Wie er es schon im August 1866 tat, als er mit seinem Schulfreund Hermann Scherz (1818 – 1888) böhmische Kriegsschauplätze sah, auf denen fast noch der Pulverdampf zu riechen war. „Alle diese thüringischen Bataillone, besonders auch die Weimaraner, machen sich vortrefflich … Der Herzog baut ihnen jetzt eine schöne Kaserne unmittelbar am Bahnhof.“ Doch nicht nur auf Militärisches fixieren sich seine Sinne: „Die Mädchen sind hübsch, die Bäckerläden einladend; gegenüber dem Schloss wohnt der Hofkonditor Adami. Es gibt überall Adamis in Thüringen.“ Auch Seifensieder dieses Namens, lässt sich nach einer raschen Internet-Recherche anfügen. „Die Neustadt ist eine einzige breite Straße, die sich mitten durch den Park zieht. Hier stehen die Prachtbauten, unter andern das Theater.“ Ein langes gelbes Gebäude auf der rechten Seite beherbergt eine ganze Reihe von Kaufläden, deren Inhaber-Namen Fontane zu dieser Schlussfolgerung führen: „Das Ganze also höchstwahrscheinlich ein Meininger Ghetto, aber mit römischer Fassade und großen Goldbuchstaben.“ Fontane meint das 1833 errichtete Kaufhaus, in dem sich heute eine Galerie und die Kammerspiele des Meininger Staatstheaters befinden. Er selbst wohnte im „Sächsischen Hof“.
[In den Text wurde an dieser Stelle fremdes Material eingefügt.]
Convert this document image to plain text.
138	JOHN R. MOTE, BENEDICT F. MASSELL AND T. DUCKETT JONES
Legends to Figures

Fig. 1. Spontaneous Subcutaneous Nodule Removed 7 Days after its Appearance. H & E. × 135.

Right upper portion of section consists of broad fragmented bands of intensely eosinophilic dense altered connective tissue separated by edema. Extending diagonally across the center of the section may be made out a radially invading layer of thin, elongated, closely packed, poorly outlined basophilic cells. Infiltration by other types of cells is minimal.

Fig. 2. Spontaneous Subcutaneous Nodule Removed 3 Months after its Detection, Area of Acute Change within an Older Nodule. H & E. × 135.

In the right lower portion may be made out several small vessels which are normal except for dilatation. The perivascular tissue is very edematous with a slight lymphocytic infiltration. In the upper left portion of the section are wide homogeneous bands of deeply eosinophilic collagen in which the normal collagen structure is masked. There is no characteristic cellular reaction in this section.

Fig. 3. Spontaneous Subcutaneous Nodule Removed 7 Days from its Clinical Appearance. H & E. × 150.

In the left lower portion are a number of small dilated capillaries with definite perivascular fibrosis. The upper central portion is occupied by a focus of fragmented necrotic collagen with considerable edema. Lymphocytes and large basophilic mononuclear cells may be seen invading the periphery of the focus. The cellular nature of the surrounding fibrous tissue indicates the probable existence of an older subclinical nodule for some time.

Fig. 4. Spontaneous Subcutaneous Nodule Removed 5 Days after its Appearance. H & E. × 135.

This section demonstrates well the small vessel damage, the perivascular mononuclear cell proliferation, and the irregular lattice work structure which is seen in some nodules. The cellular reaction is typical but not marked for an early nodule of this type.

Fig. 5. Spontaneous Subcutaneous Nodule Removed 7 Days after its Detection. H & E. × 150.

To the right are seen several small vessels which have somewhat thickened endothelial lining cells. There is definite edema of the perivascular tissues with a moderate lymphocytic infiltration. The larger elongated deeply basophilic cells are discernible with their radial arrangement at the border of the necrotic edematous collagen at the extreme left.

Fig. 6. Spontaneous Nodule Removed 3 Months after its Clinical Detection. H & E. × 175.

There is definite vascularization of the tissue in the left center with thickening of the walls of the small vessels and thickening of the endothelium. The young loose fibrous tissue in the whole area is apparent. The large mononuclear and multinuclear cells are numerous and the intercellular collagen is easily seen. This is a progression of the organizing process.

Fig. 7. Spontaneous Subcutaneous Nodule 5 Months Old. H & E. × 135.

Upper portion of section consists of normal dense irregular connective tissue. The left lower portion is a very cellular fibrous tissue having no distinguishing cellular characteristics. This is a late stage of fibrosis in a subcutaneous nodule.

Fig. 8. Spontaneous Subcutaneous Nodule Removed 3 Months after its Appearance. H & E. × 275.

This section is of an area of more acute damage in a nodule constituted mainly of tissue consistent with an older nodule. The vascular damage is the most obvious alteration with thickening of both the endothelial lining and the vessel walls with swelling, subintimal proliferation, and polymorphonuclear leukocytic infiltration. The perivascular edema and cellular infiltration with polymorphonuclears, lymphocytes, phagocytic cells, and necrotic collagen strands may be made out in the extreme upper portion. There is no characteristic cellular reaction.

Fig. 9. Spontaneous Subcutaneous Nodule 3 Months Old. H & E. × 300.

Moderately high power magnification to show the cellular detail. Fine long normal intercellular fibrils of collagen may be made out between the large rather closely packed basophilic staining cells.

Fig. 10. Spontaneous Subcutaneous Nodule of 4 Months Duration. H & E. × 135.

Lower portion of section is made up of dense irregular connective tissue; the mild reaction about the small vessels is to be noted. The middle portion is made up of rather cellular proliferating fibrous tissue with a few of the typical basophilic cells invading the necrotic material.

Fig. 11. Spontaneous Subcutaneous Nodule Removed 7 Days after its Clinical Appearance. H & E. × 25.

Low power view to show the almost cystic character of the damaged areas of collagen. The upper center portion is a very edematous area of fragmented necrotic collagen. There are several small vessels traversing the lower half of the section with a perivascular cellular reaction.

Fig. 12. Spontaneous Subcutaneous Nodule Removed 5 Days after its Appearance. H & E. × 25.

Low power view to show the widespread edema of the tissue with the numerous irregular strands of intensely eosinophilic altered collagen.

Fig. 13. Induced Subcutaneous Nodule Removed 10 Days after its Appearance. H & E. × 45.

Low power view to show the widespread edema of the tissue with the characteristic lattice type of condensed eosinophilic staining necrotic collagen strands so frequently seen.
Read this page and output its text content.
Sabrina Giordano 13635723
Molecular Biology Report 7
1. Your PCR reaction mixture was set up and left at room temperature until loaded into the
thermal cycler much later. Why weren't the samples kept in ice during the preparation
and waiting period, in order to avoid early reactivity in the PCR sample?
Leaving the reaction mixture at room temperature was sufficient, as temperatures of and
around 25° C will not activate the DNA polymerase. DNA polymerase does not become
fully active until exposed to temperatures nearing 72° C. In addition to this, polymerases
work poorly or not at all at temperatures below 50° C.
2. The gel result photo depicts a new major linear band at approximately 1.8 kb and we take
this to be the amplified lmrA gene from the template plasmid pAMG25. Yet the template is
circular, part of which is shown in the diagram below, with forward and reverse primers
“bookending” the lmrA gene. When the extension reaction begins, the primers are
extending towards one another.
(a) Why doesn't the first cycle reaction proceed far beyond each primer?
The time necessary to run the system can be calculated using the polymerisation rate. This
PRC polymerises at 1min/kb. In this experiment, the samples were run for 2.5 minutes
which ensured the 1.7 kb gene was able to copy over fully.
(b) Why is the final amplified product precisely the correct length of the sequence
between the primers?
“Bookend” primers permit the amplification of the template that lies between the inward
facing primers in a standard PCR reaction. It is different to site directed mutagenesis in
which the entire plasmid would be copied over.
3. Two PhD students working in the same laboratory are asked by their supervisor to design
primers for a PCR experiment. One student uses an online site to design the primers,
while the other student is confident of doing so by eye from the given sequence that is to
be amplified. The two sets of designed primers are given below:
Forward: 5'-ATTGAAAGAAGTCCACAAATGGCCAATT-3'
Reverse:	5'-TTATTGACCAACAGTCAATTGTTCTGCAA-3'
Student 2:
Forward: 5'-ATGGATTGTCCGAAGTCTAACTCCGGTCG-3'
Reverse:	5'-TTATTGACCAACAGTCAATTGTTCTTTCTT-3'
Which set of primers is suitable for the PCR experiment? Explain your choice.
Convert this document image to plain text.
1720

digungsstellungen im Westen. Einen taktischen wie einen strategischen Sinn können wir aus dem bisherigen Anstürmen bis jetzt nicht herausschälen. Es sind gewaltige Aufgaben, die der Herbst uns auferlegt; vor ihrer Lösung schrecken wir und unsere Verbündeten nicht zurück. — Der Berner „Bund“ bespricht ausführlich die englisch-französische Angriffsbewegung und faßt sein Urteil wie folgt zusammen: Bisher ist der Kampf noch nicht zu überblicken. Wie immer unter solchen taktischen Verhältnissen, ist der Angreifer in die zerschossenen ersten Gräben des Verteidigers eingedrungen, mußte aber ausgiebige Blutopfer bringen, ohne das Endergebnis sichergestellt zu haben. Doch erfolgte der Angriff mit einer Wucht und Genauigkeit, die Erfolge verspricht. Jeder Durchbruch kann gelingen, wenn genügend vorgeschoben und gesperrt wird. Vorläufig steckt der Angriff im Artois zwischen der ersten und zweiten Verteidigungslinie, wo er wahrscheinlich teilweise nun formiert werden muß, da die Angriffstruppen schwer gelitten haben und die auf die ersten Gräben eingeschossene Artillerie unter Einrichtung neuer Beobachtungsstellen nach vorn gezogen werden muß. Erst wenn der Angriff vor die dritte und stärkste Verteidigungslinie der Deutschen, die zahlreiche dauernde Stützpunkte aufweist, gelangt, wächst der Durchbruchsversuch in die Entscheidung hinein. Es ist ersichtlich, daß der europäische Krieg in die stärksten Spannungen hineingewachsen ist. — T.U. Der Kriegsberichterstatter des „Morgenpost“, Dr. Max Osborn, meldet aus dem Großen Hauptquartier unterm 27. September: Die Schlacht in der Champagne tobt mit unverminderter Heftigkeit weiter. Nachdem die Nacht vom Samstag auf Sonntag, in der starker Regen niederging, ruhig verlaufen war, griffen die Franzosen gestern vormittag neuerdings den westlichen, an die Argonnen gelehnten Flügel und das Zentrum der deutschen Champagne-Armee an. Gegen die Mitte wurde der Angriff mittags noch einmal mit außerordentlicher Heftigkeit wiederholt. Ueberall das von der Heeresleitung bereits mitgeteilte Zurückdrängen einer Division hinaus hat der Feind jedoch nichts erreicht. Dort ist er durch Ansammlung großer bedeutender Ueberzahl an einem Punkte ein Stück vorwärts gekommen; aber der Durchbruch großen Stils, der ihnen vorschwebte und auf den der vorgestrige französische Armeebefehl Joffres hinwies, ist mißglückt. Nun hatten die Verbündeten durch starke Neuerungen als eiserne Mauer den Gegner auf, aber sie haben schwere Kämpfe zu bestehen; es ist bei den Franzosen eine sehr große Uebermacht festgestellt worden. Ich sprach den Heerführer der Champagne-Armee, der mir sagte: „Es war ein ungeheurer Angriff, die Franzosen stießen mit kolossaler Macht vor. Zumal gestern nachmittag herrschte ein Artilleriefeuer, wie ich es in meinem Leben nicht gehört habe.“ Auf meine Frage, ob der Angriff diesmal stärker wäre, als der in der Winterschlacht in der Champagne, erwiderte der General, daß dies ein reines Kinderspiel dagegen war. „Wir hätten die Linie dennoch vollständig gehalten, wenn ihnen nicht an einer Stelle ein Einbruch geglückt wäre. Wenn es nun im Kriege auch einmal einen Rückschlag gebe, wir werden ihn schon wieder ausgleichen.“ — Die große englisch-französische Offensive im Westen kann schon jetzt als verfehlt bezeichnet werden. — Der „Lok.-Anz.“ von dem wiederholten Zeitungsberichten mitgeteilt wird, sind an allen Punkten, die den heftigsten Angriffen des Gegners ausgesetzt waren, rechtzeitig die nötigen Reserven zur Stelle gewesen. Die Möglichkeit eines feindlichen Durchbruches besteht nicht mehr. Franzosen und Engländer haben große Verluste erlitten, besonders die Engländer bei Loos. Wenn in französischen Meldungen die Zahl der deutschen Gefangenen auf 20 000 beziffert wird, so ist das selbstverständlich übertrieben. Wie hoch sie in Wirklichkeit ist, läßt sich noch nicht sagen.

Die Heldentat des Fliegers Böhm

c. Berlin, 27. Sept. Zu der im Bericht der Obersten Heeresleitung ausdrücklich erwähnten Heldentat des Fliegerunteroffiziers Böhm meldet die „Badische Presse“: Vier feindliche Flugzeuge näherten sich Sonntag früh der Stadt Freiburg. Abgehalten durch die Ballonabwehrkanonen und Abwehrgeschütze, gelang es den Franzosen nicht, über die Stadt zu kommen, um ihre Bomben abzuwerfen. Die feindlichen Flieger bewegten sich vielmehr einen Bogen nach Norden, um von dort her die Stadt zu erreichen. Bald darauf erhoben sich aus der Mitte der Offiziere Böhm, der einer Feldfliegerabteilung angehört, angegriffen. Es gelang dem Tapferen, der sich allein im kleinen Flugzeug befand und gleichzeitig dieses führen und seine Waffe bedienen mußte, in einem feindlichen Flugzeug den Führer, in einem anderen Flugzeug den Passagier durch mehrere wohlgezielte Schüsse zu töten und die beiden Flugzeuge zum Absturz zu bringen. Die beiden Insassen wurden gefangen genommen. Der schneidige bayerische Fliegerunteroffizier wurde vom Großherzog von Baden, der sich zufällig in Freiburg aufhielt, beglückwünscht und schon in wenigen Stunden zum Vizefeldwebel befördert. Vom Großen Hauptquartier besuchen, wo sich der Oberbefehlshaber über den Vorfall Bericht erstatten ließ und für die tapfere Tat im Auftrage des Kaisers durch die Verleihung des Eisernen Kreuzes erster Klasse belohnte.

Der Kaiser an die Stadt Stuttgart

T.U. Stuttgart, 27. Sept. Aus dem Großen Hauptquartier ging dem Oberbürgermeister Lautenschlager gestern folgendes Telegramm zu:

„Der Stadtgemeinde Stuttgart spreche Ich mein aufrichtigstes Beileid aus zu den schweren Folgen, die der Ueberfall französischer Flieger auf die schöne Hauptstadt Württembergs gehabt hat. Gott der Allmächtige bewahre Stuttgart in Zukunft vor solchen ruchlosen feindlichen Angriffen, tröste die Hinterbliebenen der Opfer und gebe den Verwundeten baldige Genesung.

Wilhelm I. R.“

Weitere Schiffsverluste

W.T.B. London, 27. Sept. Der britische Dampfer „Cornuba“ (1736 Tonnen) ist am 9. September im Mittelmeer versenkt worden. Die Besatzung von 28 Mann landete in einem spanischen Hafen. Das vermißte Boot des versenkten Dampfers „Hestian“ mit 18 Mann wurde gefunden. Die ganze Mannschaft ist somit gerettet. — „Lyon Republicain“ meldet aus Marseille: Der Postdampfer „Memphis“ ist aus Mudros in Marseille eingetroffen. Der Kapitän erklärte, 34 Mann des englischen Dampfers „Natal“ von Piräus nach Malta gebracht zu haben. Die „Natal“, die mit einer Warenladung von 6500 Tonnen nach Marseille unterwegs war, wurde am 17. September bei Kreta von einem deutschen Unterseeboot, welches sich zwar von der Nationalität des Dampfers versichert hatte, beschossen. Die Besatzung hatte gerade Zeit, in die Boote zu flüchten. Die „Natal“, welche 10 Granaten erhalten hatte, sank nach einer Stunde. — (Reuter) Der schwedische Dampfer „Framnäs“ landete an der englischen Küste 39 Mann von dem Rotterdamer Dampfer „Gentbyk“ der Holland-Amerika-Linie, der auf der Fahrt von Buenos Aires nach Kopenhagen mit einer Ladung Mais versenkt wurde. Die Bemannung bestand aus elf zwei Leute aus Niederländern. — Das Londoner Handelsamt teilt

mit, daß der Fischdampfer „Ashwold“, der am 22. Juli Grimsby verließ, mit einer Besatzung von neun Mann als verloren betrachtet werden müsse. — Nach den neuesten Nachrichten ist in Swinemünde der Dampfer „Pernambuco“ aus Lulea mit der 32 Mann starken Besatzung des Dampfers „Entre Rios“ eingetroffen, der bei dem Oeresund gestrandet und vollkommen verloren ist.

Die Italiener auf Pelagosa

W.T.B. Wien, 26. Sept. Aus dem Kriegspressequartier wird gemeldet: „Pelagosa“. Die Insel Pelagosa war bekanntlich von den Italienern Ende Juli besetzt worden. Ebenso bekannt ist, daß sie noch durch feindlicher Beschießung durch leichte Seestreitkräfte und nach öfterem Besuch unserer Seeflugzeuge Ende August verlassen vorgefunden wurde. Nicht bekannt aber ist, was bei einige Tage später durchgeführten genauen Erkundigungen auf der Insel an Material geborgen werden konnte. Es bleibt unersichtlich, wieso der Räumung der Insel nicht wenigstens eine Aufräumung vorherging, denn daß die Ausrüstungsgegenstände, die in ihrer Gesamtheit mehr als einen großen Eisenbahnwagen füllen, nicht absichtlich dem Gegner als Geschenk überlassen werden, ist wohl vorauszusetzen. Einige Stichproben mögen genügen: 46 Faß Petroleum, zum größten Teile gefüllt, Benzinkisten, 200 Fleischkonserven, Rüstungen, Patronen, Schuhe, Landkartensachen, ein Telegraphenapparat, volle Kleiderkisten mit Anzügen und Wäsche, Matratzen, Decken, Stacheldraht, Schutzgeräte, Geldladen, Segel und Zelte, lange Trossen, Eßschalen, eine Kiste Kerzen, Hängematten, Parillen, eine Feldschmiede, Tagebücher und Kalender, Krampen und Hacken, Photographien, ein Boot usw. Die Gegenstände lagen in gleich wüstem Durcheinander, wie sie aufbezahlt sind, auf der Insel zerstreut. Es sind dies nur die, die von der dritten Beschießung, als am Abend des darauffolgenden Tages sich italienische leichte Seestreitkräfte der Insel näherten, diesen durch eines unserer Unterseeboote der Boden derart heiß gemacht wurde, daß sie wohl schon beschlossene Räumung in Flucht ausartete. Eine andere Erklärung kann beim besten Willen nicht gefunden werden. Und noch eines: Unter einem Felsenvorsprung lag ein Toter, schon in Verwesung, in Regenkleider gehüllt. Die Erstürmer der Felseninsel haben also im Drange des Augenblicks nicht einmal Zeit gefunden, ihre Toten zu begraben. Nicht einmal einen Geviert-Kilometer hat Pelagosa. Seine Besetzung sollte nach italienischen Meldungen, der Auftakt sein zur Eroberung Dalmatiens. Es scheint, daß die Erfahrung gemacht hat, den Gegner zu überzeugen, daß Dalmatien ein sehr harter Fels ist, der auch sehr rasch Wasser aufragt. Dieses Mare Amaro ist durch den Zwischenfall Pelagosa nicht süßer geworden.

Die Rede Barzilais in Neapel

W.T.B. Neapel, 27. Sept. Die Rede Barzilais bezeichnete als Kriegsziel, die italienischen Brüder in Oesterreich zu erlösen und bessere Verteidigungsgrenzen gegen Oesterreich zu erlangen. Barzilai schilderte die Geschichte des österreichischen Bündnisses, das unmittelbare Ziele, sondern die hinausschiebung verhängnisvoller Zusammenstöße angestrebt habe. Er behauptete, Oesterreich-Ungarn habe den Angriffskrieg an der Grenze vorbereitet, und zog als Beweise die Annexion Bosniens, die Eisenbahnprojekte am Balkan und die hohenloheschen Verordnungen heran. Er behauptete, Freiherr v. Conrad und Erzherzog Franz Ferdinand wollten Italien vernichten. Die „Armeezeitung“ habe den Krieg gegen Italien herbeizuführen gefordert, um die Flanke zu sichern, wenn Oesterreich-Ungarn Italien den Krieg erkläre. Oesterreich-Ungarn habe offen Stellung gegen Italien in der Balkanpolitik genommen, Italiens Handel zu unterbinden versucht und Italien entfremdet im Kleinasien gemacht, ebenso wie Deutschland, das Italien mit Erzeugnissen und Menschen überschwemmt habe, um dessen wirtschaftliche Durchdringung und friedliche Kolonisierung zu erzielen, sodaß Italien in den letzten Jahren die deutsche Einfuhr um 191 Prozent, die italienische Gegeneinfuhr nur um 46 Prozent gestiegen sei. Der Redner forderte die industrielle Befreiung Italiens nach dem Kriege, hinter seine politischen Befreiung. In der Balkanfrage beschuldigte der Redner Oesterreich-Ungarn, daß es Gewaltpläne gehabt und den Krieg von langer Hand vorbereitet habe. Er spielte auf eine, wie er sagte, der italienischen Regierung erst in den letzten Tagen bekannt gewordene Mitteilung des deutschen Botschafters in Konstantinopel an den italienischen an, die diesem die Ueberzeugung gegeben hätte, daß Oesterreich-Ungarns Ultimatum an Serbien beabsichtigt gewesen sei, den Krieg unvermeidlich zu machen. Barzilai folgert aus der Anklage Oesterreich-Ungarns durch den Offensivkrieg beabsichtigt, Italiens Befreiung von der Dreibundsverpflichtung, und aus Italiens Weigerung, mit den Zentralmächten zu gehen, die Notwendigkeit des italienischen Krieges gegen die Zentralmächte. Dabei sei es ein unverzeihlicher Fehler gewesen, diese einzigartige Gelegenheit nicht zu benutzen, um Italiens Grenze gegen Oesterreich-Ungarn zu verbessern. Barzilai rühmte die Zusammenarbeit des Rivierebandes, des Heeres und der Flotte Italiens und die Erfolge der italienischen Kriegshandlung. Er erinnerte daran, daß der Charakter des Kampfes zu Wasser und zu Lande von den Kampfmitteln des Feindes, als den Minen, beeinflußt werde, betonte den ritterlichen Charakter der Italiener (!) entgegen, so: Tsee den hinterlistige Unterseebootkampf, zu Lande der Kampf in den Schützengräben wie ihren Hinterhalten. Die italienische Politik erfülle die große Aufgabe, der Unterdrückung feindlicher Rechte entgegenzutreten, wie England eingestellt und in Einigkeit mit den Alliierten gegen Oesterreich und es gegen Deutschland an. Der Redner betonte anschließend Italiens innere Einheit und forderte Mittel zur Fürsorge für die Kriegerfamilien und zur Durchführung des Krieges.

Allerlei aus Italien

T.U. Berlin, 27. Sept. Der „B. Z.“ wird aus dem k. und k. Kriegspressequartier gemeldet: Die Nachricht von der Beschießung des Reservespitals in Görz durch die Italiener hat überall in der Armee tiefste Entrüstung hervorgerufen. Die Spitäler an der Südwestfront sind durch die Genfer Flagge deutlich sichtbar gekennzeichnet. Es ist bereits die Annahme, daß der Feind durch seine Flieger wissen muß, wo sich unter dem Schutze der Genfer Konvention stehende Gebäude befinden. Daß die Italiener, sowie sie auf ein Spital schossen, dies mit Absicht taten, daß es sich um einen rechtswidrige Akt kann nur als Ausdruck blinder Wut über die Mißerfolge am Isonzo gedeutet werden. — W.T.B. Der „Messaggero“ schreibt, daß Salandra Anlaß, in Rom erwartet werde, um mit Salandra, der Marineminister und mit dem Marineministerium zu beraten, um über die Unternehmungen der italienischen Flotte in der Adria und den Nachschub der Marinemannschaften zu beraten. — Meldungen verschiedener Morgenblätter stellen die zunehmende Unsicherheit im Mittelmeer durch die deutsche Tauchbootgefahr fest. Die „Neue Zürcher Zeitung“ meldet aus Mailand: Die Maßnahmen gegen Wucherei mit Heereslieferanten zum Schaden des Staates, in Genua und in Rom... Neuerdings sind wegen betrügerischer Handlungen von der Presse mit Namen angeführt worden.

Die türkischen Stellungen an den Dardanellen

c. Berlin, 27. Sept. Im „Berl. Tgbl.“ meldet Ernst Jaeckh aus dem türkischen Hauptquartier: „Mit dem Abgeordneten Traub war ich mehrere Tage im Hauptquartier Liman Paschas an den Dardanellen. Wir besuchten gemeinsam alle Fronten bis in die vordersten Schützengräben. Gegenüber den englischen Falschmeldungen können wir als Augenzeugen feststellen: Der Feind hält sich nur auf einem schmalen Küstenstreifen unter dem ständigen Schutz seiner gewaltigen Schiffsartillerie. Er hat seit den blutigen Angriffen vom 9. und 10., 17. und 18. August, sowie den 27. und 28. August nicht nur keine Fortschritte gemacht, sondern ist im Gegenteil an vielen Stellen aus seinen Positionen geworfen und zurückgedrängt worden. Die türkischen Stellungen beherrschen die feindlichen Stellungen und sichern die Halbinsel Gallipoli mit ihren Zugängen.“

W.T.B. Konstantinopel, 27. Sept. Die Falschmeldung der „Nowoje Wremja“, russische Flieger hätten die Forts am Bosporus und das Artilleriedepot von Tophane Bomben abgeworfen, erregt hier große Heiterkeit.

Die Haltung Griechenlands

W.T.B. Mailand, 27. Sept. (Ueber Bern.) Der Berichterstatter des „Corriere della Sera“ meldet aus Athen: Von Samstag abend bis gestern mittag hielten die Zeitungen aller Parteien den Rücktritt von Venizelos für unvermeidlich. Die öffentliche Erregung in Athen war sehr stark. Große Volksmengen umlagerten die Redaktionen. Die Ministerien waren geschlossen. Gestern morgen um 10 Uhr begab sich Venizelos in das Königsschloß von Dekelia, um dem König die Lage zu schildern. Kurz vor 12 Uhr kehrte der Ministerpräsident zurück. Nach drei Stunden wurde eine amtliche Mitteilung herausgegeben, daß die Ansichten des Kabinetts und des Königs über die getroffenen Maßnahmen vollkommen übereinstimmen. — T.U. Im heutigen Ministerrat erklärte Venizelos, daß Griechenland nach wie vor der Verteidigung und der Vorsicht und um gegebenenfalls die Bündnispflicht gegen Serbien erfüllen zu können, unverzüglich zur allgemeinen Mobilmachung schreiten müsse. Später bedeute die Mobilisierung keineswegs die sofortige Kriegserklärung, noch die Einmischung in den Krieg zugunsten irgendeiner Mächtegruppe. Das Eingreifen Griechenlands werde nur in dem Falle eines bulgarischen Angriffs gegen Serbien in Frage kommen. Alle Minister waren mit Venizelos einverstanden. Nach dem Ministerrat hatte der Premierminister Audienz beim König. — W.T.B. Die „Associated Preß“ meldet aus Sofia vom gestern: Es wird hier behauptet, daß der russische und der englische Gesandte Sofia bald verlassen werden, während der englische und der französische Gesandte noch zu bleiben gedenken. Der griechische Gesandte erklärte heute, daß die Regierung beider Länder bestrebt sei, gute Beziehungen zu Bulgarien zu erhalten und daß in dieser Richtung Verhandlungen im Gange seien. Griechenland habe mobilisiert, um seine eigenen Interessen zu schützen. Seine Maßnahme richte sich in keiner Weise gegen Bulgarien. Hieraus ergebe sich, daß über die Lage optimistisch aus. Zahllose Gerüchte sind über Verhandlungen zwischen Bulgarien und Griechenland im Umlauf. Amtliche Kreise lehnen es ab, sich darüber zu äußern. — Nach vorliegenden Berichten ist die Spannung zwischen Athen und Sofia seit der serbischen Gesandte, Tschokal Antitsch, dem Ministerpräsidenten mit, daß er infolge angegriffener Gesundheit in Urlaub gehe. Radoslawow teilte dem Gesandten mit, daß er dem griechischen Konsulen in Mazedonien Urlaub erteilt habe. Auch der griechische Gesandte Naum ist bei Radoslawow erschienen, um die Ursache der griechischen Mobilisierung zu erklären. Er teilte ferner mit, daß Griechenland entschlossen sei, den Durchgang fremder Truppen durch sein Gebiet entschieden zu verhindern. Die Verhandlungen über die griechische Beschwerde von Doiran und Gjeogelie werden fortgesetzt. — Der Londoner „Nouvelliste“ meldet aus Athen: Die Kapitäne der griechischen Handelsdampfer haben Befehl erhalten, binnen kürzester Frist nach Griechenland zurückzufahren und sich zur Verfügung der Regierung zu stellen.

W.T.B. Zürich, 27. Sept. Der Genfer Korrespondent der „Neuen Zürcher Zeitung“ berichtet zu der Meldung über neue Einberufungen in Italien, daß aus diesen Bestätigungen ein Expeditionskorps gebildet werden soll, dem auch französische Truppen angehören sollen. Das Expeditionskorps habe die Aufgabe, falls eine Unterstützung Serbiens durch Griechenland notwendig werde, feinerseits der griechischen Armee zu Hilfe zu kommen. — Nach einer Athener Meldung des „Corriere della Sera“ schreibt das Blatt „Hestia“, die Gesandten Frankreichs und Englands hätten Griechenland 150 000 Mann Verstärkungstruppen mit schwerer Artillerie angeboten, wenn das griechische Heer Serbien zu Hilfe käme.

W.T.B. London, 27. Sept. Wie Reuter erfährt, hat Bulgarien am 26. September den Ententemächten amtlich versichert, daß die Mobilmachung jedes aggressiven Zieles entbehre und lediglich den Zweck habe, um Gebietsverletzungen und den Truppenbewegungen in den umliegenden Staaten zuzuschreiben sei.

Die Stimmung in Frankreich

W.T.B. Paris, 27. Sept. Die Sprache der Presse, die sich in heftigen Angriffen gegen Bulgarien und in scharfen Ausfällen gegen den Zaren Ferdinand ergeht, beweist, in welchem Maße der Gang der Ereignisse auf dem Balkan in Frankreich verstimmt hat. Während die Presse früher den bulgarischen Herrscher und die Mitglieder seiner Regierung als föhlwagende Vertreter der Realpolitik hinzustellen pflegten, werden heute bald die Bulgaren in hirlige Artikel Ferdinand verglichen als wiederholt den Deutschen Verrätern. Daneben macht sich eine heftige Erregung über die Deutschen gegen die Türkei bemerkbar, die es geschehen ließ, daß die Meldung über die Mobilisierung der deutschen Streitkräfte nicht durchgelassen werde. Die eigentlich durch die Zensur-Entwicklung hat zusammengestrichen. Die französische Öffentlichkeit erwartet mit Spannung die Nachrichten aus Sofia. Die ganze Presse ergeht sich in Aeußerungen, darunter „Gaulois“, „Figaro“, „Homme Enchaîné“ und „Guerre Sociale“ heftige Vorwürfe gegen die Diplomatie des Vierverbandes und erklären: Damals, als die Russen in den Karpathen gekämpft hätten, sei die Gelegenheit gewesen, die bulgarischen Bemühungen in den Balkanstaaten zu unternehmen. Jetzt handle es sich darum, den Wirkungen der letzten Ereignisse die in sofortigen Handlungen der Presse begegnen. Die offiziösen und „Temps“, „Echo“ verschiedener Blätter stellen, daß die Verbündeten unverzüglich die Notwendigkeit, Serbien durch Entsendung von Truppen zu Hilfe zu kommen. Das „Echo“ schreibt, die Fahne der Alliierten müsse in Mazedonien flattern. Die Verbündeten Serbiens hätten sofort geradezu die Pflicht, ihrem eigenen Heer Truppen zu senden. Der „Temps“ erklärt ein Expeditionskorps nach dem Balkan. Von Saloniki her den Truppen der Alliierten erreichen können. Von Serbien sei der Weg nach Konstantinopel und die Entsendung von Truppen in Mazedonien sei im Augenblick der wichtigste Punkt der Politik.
„Der Wirt heißt Kulmbach; ein Name voll süßer Erinnerungen an das erste bayerische Seidel. Im selben Hause ist auch die Post.“ Sehr viel später saßen nach absolvierter Sitzung die Mitglieder und Kandidaten des Schriftstellerverbandes der DDR, Bezirksverband Suhl, soweit sie Übernachtung bestellt hatten, beim Bier und redeten über Kaninchenzucht, den neuen historischen Roman von Horst Jäger, der mehr gelesen wurde als Anna Seghers. Fontane sah die zweite Phase des Hauses mit Post, die erste endete 1825, die zweite begann mit Übernahme des Hauses durch die Fürsten von Thurn und Taxis, sie endete 1873. Voller Humor erzählt Fontane dann, warum er aus Eisenach flüchtete: Dort werde am 28. August das „Wartburg-Jubelfest“ gefeiert, Liszt, Wagner und Bülow seien schon im „Halben Mond“ eingefallen, wo er doch, wie Fink in Gustav Freytags „Soll und Haben“, dem Bestseller der Zeit, „im wesentlichen nur für die Pauke“ schwärme. Freytag war für Fontane im übrigen ein „Lederschneider, noch viel lederner als Gutzkow“, er nahm nur das Stück „Die Journalisten“ aus und eben den Roman „Soll und Haben“. Die vielen Violinkästen unter den Gepäckstücken im Hotel, behauptet Fontane fröhlich, hätten ihn an raschen Abgang denken lassen.

Meiningen wurde, aus dieser Perspektive, zum „vielleicht geschütztesten Orte in Deutschland.“ Die Begründung für diese verblüffende Behauptung klingt wie der Witz von der Bombe, die man mit in ein Flugzeug nehmen müsse, weil zwei Bomben in einem Flugzeug völlig undenkbar sind: „Hier haben sie nämlich bereits vier Tage geprobt, und wo das Wetter sich ausgewettert hat, kommt es sobald nicht wieder.“ Im Reisetagebuch vermerkt Fontane Regen für den 27. August und den Grund für die gestreckten Aufenthalt: „Die Post geht erst am andern Tag 10 1/2 Uhr.“ Tatsächlich fuhr er erst eine weitere Viertelstunde später erst ab, hatte dafür aber einen Brief an Dr. Tuiscon Beutner (1816 – 1882) geschrieben, von 1853 – 1872 Chefredakteur der „Kreuzzeitung“. Dieser Brief wird vermutlich auch das Manuskript enthalten haben, sonst hätte „Meiningen, 27. August“ kaum am 1. September bereits im Blatt stehen können. Über Henneberg, Mellrichstadt, Neustadt an der Saale, Münnerstadt, Nüdlingen und Winkels kam Theodor Fontane am 28. August 1867 in Kissingen an. Gegen 6, notiert er, stieg ab in einer „Dependance des Sächsischen Hof“. Doch das wird schon eine andere Geschichte, in deren Mittelpunkt der 10. Juli 1866 steht, für Meiningen ohne Bedeutung.